Dalle ricerche effettuate risulta che Torre Annunziata fu gravemente danneggiata dal terremoto. La zona sud della città, quella in cui abitavano Grazia e la sua famiglia, fu la più colpita. Circa il 4% delle abitazioni torresi risultarono distrutte, 850 edifici gravemente lesionati, 270 dei quali dichiarati inagibili. Ci fu una sola vittima, in seguito ad un arresto cardiaco dovuto allo spavento per la scossa principale, e circa 50 feriti. Quello che trattiamo in questo articolo non è solo la testimonianza personale di una donna, ma la storia di un’intera città.
“Infatti, perché la storia che voglio raccontare comincia dopo il terremoto. Sembrò finire bene, perché tutta la mia famiglia era scampata alla morte, ma in realtà era appena cominciato un capitolo ancora più triste, che coinvolgeva non solo me e i miei cari, ma tutta la mia città. Io e la mia famiglia soggiornammo per soli tre giorni da uno zio, a Leopardi, una frazione a nord di Torre Annunziata. Eravamo in troppi e le condizioni si erano rivelate proibitive. Mio padre aveva sentito che alcune famiglie avevano occupato le scuole medie, adiacenti al mio vecchio quartiere, quindi decise che ci saremmo trasferiti in un’aula di scuola. In otto in un’aula di scuola!”
Fa scalpore anche solo sentirlo, eppure così è stato. Intere famiglie soggiornarono per lunghi periodi in alcune aule della scuola, mentre un’altra metà dell’edificio rimase a disposizione degli studenti. Intanto, lo Stato promise di costruire dei prefabbricati in breve tempo per permettere alle migliaia di sfollati di avere un alloggio. Dalle parole di Grazia non fu proprio così.
“Noi restammo sette anni in quell’aula di scuola. Mio padre aveva reso il più confortevole possibile il nostro soggiorno, dividendo gli spazi come meglio poteva. C’era la stanza per me e i miei fratelli, quella dei miei genitori, l’angolo cottura e il salotto. Per fortuna avevamo il nostro bagno. Molte altre famiglie, invece, dovevano condividerlo. Dopo un anno mia sorella maggiore fu mandata all’estero, in Inghilterra, per alleggerire il peso sulle spalle di mio padre, l’unico che lavorava e manteneva tutti.

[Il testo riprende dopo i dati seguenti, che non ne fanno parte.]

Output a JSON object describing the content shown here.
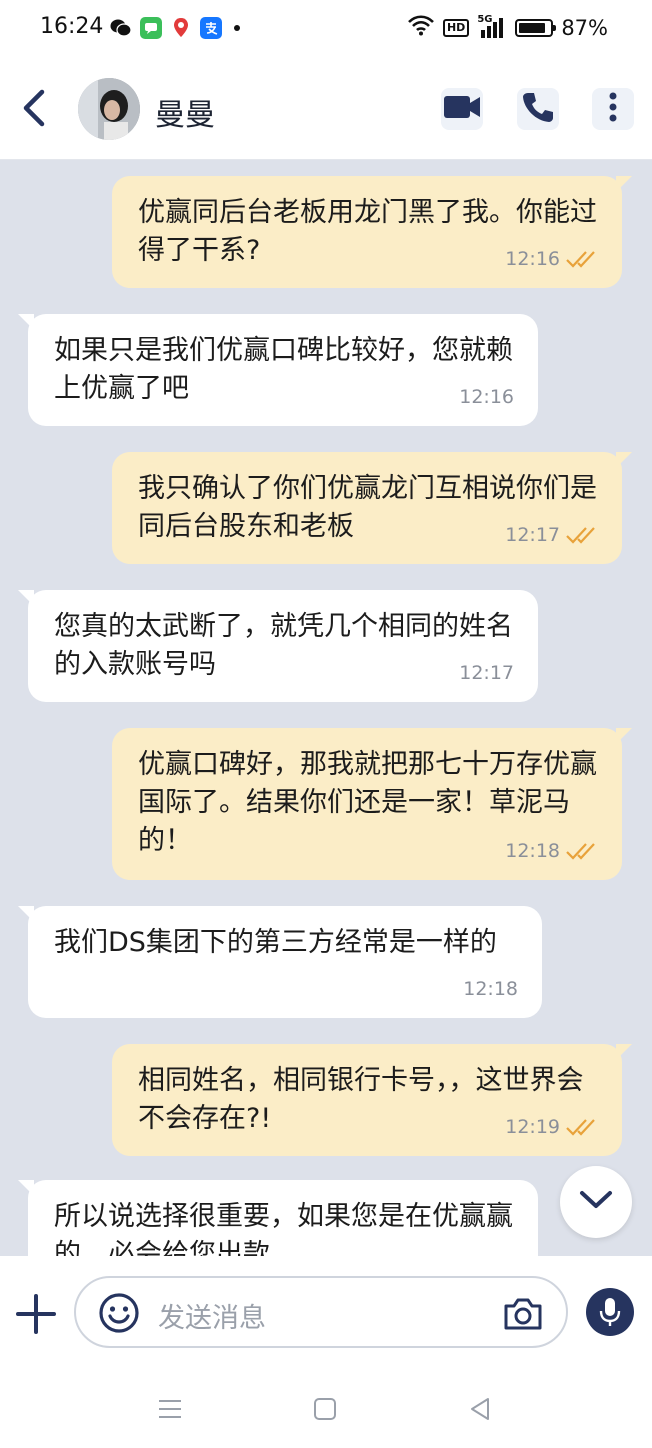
{
  "status_bar": {
    "time": "16:24",
    "app_icons": [
      "wechat-icon",
      "messages-icon",
      "maps-icon",
      "alipay-icon"
    ],
    "network_hd": "HD",
    "network_gen": "5G",
    "battery_level": 0.87,
    "battery_percent": "87%"
  },
  "header": {
    "contact_name": "曼曼",
    "actions": [
      "video-call-icon",
      "phone-icon",
      "more-options-icon"
    ]
  },
  "messages": [
    {
      "side": "out",
      "text": "优赢同后台老板用龙门黑了我。你能过得了干系?",
      "time": "12:16",
      "status": "read"
    },
    {
      "side": "in",
      "text": "如果只是我们优赢口碑比较好，您就赖上优赢了吧",
      "time": "12:16"
    },
    {
      "side": "out",
      "text": "我只确认了你们优赢龙门互相说你们是同后台股东和老板",
      "time": "12:17",
      "status": "read"
    },
    {
      "side": "in",
      "text": "您真的太武断了，就凭几个相同的姓名的入款账号吗",
      "time": "12:17"
    },
    {
      "side": "out",
      "text": "优赢口碑好，那我就把那七十万存优赢国际了。结果你们还是一家！草泥马的！",
      "time": "12:18",
      "status": "read"
    },
    {
      "side": "in",
      "text": "我们DS集团下的第三方经常是一样的",
      "time": "12:18"
    },
    {
      "side": "out",
      "text": "相同姓名，相同银行卡号，，这世界会不会存在?!",
      "time": "12:19",
      "status": "read"
    },
    {
      "side": "in",
      "text": "所以说选择很重要，如果您是在优赢赢的，必会给您出款",
      "time": ""
    }
  ],
  "input": {
    "placeholder": "发送消息"
  },
  "colors": {
    "outgoing_bubble": "#fbedc7",
    "incoming_bubble": "#ffffff",
    "chat_background": "#dde1ea",
    "accent": "#26345f",
    "read_ticks": "#e8a23a"
  }
}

Sarei voluta andare io, ma ero troppo piccola. Volevo scappare! Ma non potevo. Dopo sette anni passati in quella condizione ci fu assegnata, finalmente, un’abitazione. Quando ci trasferimmo eravamo felici, ma non sapevamo che la città era cambiata.”

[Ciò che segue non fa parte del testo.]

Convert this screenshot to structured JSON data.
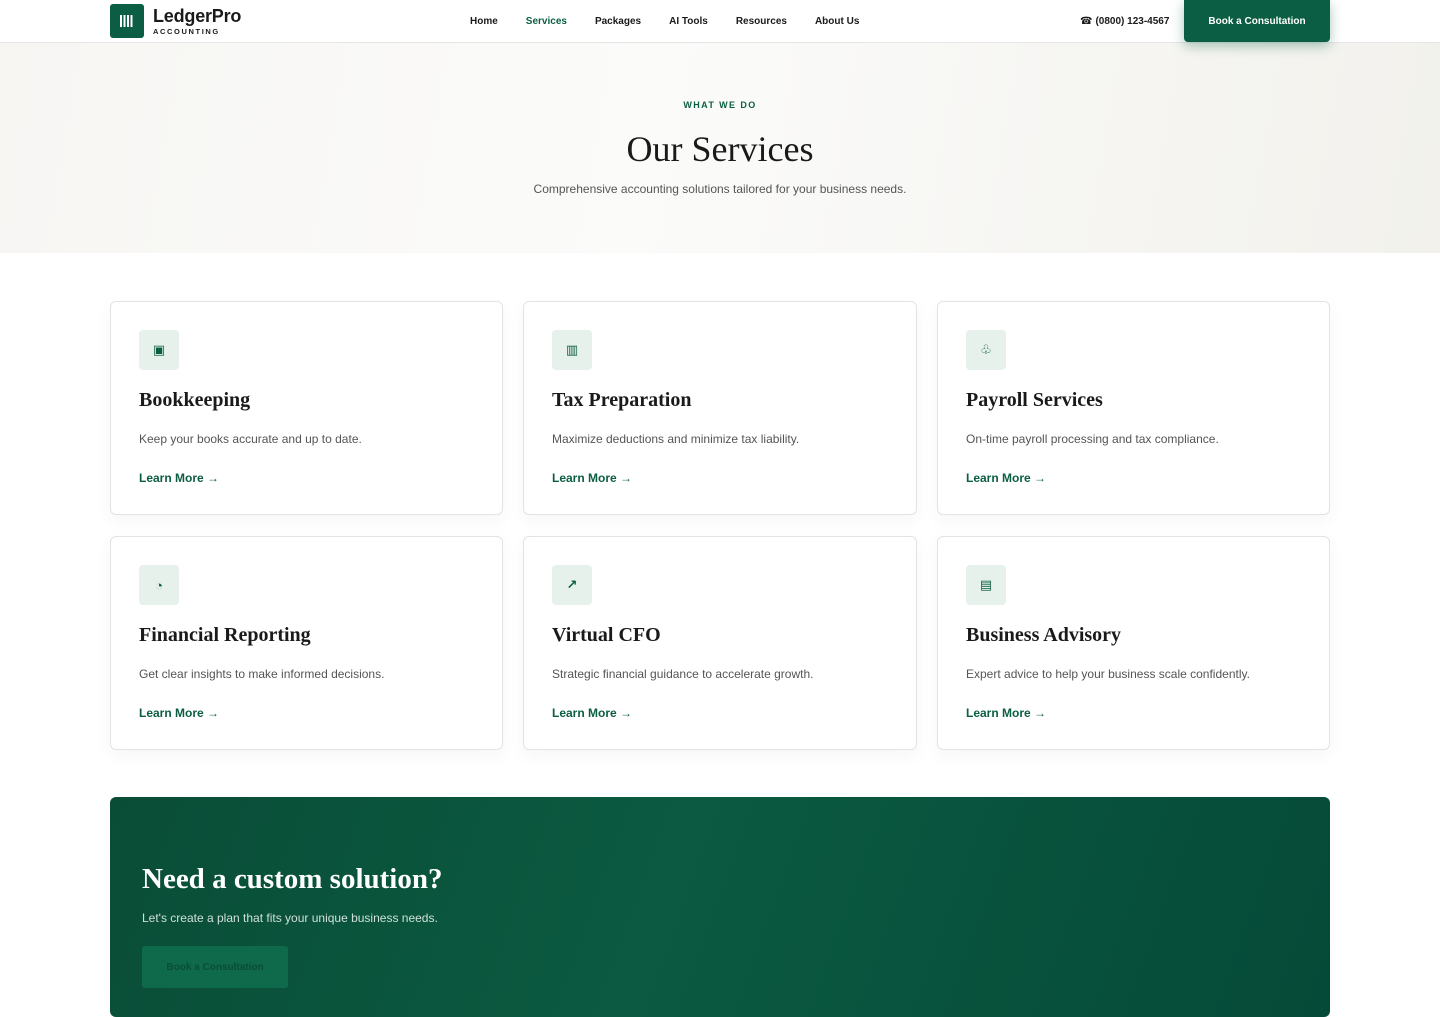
{
  "header": {
    "logo_name": "LedgerPro",
    "logo_sub": "ACCOUNTING",
    "nav": [
      {
        "label": "Home",
        "active": false
      },
      {
        "label": "Services",
        "active": true
      },
      {
        "label": "Packages",
        "active": false
      },
      {
        "label": "AI Tools",
        "active": false
      },
      {
        "label": "Resources",
        "active": false
      },
      {
        "label": "About Us",
        "active": false
      }
    ],
    "phone_icon": "☎",
    "phone": "(0800) 123-4567",
    "cta_label": "Book a Consultation"
  },
  "hero": {
    "eyebrow": "WHAT WE DO",
    "title": "Our Services",
    "subtitle": "Comprehensive accounting solutions tailored for your business needs."
  },
  "services": [
    {
      "icon": "ledger-book-icon",
      "glyph": "▣",
      "title": "Bookkeeping",
      "description": "Keep your books accurate and up to date.",
      "link": "Learn More →"
    },
    {
      "icon": "tax-document-icon",
      "glyph": "▥",
      "title": "Tax Preparation",
      "description": "Maximize deductions and minimize tax liability.",
      "link": "Learn More →"
    },
    {
      "icon": "payroll-icon",
      "glyph": "♧",
      "title": "Payroll Services",
      "description": "On-time payroll processing and tax compliance.",
      "link": "Learn More →"
    },
    {
      "icon": "pie-chart-icon",
      "glyph": "◔",
      "title": "Financial Reporting",
      "description": "Get clear insights to make informed decisions.",
      "link": "Learn More →"
    },
    {
      "icon": "trend-arrow-icon",
      "glyph": "↗",
      "title": "Virtual CFO",
      "description": "Strategic financial guidance to accelerate growth.",
      "link": "Learn More →"
    },
    {
      "icon": "report-list-icon",
      "glyph": "▤",
      "title": "Business Advisory",
      "description": "Expert advice to help your business scale confidently.",
      "link": "Learn More →"
    }
  ],
  "cta_band": {
    "title": "Need a custom solution?",
    "subtitle": "Let's create a plan that fits your unique business needs.",
    "button_label": "Book a Consultation"
  },
  "colors": {
    "brand": "#0b5e43",
    "icon_bg": "#e6f1ec"
  }
}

Cambiata! Torre Annunziata, una città con un grande patrimonio storico-artistico e culturale, diventò una città malsana, fatta di criminalità e disuguaglianza. Il terremoto aveva influito più di quanto Grazia e la sua famiglia potevano rendersene conto. Adesso, a distanza di trentacinque anni, Grazia, con lucidità, ricorda come Torre Annunziata diventò un luogo poco sicuro in cui vivere.
“La zona dov’erano state costruite le case prefabbricate era dominata dalla delinquenza. Le persone che ci vivevano erano povere. Con gli anni le disuguaglianze sociali prodotte dal sisma avevano aumentato il divario fra persone e determinato le condizioni per il succedersi di rapine, borseggi e spaccio di droga. Sono convinta che è in quel momento che si è insediata la Camorra nella città e l’ha deteriorata, sempre di più. Per fortuna mio padre, nei sette anni precedenti, con le sue grandi fatiche, aveva messo da parte dei soldi sufficienti per comprarsi una casa da ristrutturare. Finalmente, il mio lungo calvario era finito, ma quello della città non lo era.”

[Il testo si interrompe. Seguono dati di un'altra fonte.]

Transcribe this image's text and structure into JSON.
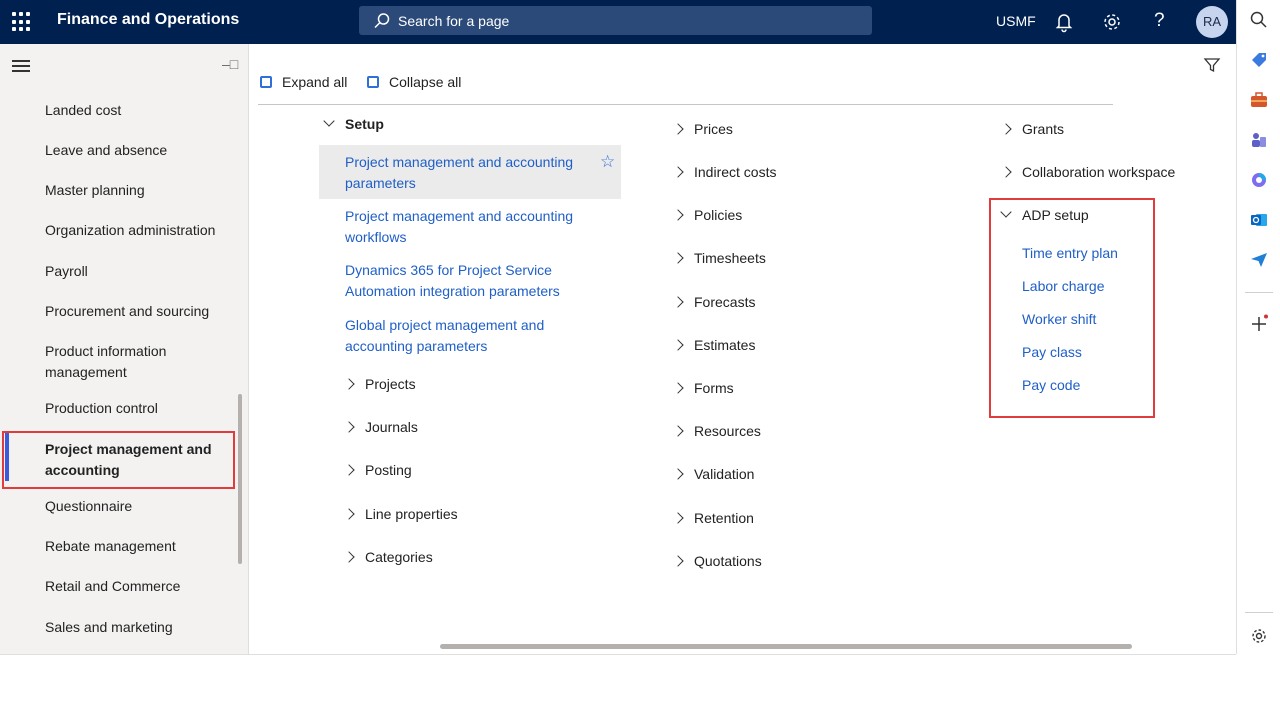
{
  "header": {
    "app_title": "Finance and Operations",
    "search_placeholder": "Search for a page",
    "company": "USMF",
    "avatar_initials": "RA",
    "help_label": "?"
  },
  "sidebar": {
    "items": [
      {
        "label": "Landed cost"
      },
      {
        "label": "Leave and absence"
      },
      {
        "label": "Master planning"
      },
      {
        "label": "Organization administration"
      },
      {
        "label": "Payroll"
      },
      {
        "label": "Procurement and sourcing"
      },
      {
        "label": "Product information management"
      },
      {
        "label": "Production control"
      },
      {
        "label": "Project management and accounting"
      },
      {
        "label": "Questionnaire"
      },
      {
        "label": "Rebate management"
      },
      {
        "label": "Retail and Commerce"
      },
      {
        "label": "Sales and marketing"
      }
    ],
    "active_item": "Project management and accounting"
  },
  "toolbar": {
    "expand_all": "Expand all",
    "collapse_all": "Collapse all"
  },
  "col1": {
    "setup_heading": "Setup",
    "setup_links": [
      {
        "label": "Project management and accounting parameters"
      },
      {
        "label": "Project management and accounting workflows"
      },
      {
        "label": "Dynamics 365 for Project Service Automation integration parameters"
      },
      {
        "label": "Global project management and accounting parameters"
      }
    ],
    "groups": [
      {
        "label": "Projects"
      },
      {
        "label": "Journals"
      },
      {
        "label": "Posting"
      },
      {
        "label": "Line properties"
      },
      {
        "label": "Categories"
      }
    ]
  },
  "col2": {
    "groups": [
      {
        "label": "Prices"
      },
      {
        "label": "Indirect costs"
      },
      {
        "label": "Policies"
      },
      {
        "label": "Timesheets"
      },
      {
        "label": "Forecasts"
      },
      {
        "label": "Estimates"
      },
      {
        "label": "Forms"
      },
      {
        "label": "Resources"
      },
      {
        "label": "Validation"
      },
      {
        "label": "Retention"
      },
      {
        "label": "Quotations"
      }
    ]
  },
  "col3": {
    "groups": [
      {
        "label": "Grants"
      },
      {
        "label": "Collaboration workspace"
      }
    ],
    "adp_heading": "ADP setup",
    "adp_links": [
      {
        "label": "Time entry plan"
      },
      {
        "label": "Labor charge"
      },
      {
        "label": "Worker shift"
      },
      {
        "label": "Pay class"
      },
      {
        "label": "Pay code"
      }
    ]
  },
  "colors": {
    "topbar": "#002050",
    "link": "#1f5fc7",
    "highlight_box": "#e03c3c"
  }
}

Chiediamo a Grazia se secondo lei la sua città, a distanza di trentacinque anni, sarebbe pronta ad affrontare un altro evento del genere.
“Torre Annunziata è una città stupenda, ricca di arte e bellezze mediterranee, ma purtroppo è rimasta indietro sotto diversi aspetti. Non credo che le costruzioni di oggi siano molto più resistenti di quelle di ieri, nella città. Il restauro non è stato completo e le norme antisismiche spesso sono state ignorate in questi anni. Non credo che sarebbe pronta ad oggi.”
In effetti apprendiamo che secondo la legge 219/81, promulgata dall’allora Presidente della Repubblica, aveva predisposto dei fondi stanziati per il restauro delle costruzioni più duramente colpite e l’adattamento di alcuni altri edifici alle norme antisismiche. Sembra, però, che i fondi non si siano rivelati sufficienti per risanare completamente le costruzioni della città. Infatti, alcune zone, come quella circostante le vecchie carceri, sono rimaste diroccate e abbandonate.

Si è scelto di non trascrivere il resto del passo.